Students dining in a historic Oxford hall
Students dine in halls that are 500-plus years old.

“They studied, through deep immersion in the British Civil Wars of the 1640s, right through to the Glorious Revolution, this fiery crucible in which ideas about liberty and about divisions of power were formed,” says Daniel Rowe, RAI’s director of academic programmes and one of the program’s instructors.

A walking tour of Oxford took students to major sites from the civil wars they were studying. On a field trip to London, they visited the original site of St. Mary Aldermanbury Church. Destroyed first by fire in the 1600s and again during World War II, the church was rebuilt with original stones in Fulton, Mo.
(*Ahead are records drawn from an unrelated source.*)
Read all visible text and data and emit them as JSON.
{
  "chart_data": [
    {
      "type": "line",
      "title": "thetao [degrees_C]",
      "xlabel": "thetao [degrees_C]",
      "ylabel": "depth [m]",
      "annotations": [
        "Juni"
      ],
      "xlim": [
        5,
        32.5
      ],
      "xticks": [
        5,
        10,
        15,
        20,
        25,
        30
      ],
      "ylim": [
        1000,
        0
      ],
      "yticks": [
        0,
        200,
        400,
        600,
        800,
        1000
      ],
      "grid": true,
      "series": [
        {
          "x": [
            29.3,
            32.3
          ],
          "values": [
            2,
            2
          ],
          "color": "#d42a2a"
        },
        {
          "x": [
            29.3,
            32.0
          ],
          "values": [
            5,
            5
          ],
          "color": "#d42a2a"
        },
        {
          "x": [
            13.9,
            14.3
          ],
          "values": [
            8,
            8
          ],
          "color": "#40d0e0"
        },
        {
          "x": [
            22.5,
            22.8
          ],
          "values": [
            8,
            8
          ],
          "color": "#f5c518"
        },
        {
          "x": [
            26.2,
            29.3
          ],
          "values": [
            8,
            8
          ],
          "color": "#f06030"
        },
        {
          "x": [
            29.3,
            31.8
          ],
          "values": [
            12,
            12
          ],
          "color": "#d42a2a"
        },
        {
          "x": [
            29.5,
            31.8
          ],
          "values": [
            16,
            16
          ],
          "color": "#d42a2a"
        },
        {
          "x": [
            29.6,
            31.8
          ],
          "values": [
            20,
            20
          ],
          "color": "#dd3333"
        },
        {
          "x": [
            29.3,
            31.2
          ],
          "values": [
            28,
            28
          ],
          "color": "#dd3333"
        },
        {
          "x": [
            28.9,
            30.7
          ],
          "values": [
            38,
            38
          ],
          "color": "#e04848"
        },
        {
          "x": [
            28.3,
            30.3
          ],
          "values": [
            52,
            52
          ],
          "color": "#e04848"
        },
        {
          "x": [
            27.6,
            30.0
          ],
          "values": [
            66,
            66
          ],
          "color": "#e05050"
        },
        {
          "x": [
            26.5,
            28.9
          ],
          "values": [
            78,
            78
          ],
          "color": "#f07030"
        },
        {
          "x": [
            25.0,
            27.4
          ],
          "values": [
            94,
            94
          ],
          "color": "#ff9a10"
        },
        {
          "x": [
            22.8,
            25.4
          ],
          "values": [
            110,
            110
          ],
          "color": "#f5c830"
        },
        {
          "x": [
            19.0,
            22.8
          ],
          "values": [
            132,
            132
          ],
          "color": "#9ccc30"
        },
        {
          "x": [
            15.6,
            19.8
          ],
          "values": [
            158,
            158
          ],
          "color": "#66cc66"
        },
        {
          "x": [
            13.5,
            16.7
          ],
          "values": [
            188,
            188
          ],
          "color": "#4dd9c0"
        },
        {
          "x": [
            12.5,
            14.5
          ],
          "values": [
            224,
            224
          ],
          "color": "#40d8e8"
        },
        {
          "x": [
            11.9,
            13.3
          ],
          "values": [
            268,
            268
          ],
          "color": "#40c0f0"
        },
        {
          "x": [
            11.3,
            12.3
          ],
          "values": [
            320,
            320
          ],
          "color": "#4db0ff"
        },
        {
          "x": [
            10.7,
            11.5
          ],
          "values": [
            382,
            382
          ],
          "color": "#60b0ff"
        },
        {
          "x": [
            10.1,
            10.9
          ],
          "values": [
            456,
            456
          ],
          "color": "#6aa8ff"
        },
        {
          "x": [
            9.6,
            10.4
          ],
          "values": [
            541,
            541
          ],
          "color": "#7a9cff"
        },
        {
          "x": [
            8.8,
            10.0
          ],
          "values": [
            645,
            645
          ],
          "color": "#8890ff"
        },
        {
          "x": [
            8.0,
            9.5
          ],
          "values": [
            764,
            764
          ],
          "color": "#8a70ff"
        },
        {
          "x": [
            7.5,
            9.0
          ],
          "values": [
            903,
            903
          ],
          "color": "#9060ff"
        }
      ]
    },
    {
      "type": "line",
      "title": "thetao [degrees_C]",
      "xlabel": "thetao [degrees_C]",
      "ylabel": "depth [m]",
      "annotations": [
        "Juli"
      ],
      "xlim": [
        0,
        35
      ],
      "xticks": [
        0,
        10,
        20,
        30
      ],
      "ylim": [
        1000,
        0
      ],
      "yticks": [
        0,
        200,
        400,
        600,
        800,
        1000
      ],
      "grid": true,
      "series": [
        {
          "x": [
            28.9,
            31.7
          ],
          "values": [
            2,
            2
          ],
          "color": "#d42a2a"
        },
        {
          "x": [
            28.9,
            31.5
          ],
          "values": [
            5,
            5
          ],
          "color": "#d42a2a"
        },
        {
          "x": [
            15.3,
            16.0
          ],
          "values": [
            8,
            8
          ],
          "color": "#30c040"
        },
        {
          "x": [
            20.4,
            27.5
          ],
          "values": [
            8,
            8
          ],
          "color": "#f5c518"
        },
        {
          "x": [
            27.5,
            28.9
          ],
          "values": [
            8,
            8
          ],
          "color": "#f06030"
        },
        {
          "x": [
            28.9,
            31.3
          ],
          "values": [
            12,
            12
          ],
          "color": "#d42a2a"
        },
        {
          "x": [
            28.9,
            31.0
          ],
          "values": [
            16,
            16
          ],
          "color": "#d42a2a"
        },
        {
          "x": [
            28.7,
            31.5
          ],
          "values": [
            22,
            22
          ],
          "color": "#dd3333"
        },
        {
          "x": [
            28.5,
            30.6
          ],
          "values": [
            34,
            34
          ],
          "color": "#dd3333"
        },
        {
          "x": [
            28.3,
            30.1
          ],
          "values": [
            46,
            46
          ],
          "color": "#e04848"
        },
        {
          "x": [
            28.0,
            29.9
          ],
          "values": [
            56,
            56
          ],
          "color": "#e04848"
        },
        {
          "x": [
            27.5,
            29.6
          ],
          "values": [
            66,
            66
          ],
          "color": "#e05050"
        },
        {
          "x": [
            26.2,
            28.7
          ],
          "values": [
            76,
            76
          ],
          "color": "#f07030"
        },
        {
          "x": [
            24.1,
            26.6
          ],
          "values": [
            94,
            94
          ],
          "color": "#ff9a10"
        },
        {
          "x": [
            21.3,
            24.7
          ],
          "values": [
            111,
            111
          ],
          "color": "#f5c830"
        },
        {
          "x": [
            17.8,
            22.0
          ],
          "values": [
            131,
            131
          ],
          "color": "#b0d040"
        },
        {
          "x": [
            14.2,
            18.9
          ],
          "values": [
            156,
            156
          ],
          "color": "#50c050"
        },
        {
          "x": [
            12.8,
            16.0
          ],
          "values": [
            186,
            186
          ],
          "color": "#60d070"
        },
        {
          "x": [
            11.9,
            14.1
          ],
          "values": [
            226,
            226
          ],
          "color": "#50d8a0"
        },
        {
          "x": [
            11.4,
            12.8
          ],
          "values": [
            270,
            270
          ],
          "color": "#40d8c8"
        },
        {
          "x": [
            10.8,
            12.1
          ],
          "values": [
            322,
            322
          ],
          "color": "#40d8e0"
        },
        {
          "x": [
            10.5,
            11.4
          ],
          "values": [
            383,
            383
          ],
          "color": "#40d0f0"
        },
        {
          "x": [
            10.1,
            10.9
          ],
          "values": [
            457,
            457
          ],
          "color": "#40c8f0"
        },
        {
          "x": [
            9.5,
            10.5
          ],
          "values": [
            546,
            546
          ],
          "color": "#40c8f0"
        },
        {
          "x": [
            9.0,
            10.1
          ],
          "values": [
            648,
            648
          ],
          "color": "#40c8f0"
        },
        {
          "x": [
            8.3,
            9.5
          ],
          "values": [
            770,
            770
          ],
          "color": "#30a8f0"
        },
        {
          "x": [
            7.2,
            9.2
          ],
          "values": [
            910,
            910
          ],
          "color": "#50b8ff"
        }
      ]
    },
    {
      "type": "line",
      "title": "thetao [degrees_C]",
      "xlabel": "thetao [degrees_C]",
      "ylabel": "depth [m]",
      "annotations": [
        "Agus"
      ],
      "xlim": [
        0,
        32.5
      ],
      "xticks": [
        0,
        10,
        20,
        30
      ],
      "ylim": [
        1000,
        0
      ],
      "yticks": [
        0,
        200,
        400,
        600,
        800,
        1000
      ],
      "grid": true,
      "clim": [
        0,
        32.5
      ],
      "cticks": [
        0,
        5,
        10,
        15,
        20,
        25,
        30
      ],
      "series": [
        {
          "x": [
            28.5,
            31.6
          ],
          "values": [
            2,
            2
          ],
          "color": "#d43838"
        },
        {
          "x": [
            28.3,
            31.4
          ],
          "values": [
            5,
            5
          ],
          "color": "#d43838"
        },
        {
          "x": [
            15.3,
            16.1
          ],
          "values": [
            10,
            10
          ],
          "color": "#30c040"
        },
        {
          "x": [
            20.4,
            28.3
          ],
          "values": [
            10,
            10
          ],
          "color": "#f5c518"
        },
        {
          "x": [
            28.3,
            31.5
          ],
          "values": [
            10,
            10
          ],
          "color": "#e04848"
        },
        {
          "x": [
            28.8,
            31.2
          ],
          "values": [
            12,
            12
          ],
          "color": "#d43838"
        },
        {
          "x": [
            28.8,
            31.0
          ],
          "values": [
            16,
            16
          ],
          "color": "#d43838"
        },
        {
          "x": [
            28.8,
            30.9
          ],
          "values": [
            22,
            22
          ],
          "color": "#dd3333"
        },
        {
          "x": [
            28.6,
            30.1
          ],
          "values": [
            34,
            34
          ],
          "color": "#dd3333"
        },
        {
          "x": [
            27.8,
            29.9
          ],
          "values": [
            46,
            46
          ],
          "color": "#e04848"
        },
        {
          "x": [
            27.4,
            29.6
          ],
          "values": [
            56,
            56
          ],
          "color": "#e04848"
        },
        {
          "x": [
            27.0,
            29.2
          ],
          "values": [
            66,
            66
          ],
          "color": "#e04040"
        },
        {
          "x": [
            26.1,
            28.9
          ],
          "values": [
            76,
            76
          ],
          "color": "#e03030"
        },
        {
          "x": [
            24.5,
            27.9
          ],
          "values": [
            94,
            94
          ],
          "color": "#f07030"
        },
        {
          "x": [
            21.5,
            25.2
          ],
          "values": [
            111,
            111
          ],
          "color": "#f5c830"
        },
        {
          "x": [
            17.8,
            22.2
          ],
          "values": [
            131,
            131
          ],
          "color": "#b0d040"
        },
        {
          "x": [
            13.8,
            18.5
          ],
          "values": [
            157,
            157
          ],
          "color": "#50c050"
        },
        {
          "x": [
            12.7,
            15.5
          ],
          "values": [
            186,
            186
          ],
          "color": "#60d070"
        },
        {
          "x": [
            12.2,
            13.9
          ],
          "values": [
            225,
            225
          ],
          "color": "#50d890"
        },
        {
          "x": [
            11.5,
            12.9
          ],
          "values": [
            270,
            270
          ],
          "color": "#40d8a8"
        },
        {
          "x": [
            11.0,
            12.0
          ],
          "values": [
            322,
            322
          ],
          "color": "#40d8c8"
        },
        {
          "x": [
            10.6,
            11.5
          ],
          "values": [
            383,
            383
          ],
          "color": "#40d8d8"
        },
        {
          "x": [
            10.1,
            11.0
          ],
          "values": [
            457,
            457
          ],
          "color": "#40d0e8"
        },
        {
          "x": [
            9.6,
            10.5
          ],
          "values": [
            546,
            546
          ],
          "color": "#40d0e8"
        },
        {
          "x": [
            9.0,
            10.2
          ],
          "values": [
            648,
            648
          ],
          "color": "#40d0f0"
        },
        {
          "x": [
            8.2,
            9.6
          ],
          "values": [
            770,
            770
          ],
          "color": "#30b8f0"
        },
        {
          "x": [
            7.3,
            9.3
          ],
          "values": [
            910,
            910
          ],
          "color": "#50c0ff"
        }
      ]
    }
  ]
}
“I would say the highlight for me was the practicums we did about museum studies,” says Carly Riggs, who is majoring in public history and Spanish. “We took tours of all the museums around Oxford. We actually got to go to a muon facility, which talked about carbon dating and how they use that cross-section of science and history to figure out where things come from.” At the end of the practicum, students got to redesign a museum exhibit.

students touring an art museum
Students have the opportunity to tour several art museums in Oxford.

In addition to such field trips, the academic rigor itself was a highlight for strategic communications major Addeline Morlan. From the strenuous reading requirements to the highly personal Oxford tutorial style, she came away from the program both challenged and edified. 

“It’s not about memorizing information that we have learned throughout the four weeks,” she says. “It was thinking through the readings and defending our interpretations in real time. And that level of individual feedback completely changed the way that I write and I analyze information now.” Learning and writing styles aren’t all that changed for Morlan. Back at Mizzou, she’s pursuing independent research about misinformation, and she’s pondering constitutional law as a possible future. 

Ultimately, the success of the program is reflected in how it changes participants. “I think the links that students are drawing are to think about these big questions, and to realize that these big questions are long-standing,” Rowe says. “They’re perennial, but they have a deep context, a deep history. This is about giving students the tools and the context to make informed judgments.”